Mike Lindsay’s move to Iceland probably falls under the latter category. Formerly known as the founding member of British experimental folk band Tunng, in 2010, Lindsay took it upon himself to rekindle a love affair first begun with the Nordic nation four years earlier. What has resulted is Cheek Mountain Thief, a solo project produced in collaboration with Icelandic musicians, and an eponymous debut album.
Considered alongside its description as a homage to Iceland, the album does exactly what you would expect. Lindsay has continued on in the experimental folk genre, but where Tunng leans heavily on the experimental side with obvious electronic influences, CMF is very much folk first. Happy songs are plucky and simple (“Wake Him”) while sad ones are hazy and languid (“Attack”). The whole album is extremely rustic and grassroots, relying heavily on rhythmic acoustic strumming patterns and resonating bass drum backbones (“Cheek Mountain”). There is even a distinct sense of a rural labour environment, with Lindsay having included a sort of workman like chant in “Cheek Mountain” that recalls that of Snow White’s seven dwarves.

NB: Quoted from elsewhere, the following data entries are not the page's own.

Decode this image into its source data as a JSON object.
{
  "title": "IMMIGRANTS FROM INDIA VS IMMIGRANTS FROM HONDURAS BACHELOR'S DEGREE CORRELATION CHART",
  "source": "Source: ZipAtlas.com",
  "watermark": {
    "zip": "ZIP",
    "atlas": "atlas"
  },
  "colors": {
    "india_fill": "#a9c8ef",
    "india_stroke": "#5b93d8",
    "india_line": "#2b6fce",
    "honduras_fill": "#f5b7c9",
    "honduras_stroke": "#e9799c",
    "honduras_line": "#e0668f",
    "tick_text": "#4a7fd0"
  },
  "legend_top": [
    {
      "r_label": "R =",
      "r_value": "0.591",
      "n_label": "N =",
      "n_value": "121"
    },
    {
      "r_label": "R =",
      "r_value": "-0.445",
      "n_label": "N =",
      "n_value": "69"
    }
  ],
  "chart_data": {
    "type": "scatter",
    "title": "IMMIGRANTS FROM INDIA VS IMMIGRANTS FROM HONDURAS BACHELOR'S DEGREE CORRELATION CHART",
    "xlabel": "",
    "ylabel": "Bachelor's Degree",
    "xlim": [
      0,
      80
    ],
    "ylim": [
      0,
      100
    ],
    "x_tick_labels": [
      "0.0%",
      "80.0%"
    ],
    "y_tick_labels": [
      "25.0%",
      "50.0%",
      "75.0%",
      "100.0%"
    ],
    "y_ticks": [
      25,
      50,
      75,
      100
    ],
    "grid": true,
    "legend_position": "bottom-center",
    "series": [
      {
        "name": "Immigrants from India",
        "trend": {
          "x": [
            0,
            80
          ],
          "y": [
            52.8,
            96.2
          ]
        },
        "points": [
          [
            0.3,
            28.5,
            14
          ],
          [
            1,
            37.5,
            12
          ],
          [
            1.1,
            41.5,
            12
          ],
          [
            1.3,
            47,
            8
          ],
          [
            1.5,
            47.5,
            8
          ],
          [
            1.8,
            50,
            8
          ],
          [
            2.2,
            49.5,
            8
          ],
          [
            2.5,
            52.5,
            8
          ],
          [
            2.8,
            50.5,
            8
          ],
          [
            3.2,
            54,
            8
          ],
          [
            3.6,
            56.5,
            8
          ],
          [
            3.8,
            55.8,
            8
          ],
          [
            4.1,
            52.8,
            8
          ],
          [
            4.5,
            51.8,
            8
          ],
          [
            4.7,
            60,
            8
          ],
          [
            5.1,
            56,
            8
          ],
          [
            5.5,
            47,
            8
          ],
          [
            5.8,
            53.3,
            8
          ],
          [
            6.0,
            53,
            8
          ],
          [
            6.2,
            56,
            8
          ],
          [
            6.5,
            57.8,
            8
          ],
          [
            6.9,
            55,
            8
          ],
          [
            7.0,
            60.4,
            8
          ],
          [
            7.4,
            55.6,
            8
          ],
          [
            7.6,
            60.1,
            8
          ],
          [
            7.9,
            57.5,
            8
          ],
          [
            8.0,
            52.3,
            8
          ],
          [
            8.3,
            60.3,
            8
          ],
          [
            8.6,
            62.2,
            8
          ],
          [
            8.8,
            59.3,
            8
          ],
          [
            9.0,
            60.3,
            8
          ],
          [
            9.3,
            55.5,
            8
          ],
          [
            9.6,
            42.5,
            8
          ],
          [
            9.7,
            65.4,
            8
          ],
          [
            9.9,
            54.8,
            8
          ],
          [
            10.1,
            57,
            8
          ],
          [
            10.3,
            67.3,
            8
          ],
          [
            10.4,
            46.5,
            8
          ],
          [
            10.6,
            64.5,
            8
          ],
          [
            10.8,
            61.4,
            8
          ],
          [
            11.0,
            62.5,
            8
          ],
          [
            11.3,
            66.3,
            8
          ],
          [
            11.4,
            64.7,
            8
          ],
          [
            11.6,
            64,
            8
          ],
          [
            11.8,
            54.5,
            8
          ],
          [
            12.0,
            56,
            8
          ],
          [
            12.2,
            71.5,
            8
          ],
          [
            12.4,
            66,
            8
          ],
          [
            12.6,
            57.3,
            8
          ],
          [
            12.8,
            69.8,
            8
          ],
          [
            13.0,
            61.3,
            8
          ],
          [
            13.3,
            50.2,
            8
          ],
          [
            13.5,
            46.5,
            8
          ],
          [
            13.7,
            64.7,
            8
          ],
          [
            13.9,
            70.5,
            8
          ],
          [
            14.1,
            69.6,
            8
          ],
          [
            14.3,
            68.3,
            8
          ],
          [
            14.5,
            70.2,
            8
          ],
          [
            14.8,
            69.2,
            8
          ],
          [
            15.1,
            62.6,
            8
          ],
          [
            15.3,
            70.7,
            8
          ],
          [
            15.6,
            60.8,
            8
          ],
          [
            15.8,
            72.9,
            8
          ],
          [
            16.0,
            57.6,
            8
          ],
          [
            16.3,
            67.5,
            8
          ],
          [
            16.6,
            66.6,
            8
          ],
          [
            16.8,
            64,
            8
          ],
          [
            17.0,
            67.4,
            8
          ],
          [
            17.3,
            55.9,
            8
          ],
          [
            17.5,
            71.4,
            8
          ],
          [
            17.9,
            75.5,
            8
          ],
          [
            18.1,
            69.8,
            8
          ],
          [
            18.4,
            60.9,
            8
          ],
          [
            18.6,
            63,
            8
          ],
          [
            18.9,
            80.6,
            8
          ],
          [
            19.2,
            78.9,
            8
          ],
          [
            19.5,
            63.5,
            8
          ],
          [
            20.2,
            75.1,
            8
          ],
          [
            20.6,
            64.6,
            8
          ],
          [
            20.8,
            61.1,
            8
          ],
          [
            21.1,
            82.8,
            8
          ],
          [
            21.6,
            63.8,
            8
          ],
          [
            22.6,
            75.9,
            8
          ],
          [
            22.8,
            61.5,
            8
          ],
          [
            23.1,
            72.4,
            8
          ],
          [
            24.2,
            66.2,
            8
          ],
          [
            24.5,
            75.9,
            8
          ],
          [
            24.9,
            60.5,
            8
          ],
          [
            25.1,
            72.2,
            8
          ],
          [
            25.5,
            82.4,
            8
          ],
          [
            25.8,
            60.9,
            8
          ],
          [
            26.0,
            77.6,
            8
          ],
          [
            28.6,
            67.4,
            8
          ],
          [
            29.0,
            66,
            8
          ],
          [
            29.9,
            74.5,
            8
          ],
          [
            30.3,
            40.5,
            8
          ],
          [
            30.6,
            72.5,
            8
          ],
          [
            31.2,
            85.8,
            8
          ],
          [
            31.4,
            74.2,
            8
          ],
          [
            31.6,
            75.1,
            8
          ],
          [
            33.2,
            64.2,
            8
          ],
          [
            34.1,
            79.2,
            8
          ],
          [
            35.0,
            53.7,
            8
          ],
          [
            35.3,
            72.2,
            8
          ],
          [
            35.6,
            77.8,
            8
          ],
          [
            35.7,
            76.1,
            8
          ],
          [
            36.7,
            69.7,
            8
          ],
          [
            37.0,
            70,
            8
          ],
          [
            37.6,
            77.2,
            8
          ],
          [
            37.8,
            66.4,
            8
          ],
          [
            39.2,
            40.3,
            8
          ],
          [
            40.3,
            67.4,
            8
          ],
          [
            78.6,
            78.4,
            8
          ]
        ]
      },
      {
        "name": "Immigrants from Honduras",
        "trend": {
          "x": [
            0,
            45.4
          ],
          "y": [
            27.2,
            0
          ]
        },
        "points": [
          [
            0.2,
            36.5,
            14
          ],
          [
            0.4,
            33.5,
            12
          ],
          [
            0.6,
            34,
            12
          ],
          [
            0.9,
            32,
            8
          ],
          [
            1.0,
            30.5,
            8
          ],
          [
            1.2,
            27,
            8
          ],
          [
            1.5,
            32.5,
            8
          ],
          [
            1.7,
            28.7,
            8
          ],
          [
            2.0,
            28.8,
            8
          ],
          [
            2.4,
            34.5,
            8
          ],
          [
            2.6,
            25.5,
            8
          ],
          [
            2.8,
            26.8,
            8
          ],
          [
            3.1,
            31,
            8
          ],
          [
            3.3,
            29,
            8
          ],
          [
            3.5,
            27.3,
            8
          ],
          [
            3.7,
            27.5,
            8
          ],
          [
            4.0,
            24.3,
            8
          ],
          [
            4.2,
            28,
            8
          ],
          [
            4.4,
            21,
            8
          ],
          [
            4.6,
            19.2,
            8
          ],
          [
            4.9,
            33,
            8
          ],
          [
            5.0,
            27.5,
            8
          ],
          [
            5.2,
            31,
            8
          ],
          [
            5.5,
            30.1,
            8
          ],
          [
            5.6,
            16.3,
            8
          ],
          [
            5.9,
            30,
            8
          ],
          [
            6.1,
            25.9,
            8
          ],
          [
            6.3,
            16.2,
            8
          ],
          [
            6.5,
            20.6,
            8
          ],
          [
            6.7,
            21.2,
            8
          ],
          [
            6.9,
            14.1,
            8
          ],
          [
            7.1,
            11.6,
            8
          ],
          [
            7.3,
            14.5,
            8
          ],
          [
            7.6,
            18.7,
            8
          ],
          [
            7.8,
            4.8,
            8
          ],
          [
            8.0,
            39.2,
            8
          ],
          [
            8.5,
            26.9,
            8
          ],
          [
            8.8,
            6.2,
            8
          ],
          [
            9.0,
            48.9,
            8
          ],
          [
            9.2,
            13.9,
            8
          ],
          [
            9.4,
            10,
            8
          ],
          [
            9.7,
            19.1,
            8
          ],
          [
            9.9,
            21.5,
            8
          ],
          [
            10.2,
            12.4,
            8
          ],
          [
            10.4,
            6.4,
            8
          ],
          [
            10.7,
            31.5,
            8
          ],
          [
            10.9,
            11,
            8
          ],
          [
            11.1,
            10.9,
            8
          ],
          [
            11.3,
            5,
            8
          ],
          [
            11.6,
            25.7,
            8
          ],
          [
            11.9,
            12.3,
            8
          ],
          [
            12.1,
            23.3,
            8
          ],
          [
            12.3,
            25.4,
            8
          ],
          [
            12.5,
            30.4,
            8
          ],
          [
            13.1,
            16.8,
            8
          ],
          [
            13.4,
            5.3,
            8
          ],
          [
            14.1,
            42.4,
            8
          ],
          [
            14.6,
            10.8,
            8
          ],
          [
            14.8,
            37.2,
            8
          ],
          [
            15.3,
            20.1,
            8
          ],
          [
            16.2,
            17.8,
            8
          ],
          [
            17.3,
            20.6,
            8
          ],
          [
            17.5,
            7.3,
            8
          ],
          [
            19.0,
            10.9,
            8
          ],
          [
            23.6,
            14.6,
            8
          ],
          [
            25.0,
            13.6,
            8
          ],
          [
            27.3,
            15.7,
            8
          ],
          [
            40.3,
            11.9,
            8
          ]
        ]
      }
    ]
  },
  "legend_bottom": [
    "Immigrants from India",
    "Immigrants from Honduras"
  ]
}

And yet, despite the fact that the album is not hard to listen to, there is something inherently frustrating about it all. It’s almost as if Lindsay has achieved the simplicity he was striving for all too well — in bringing himself both physically and mentally back to basics, Lindsay has stripped too far and the result is too thin. At times, I wished there was something more substantial — more hard-hitting or concrete — in the music for me to grab onto. That being said, Cheek Mountain Thief starts and finishes well. And as far as modern music is concerned, it is the perfect antidote — as authentic and simplistic as the nature that inspired it.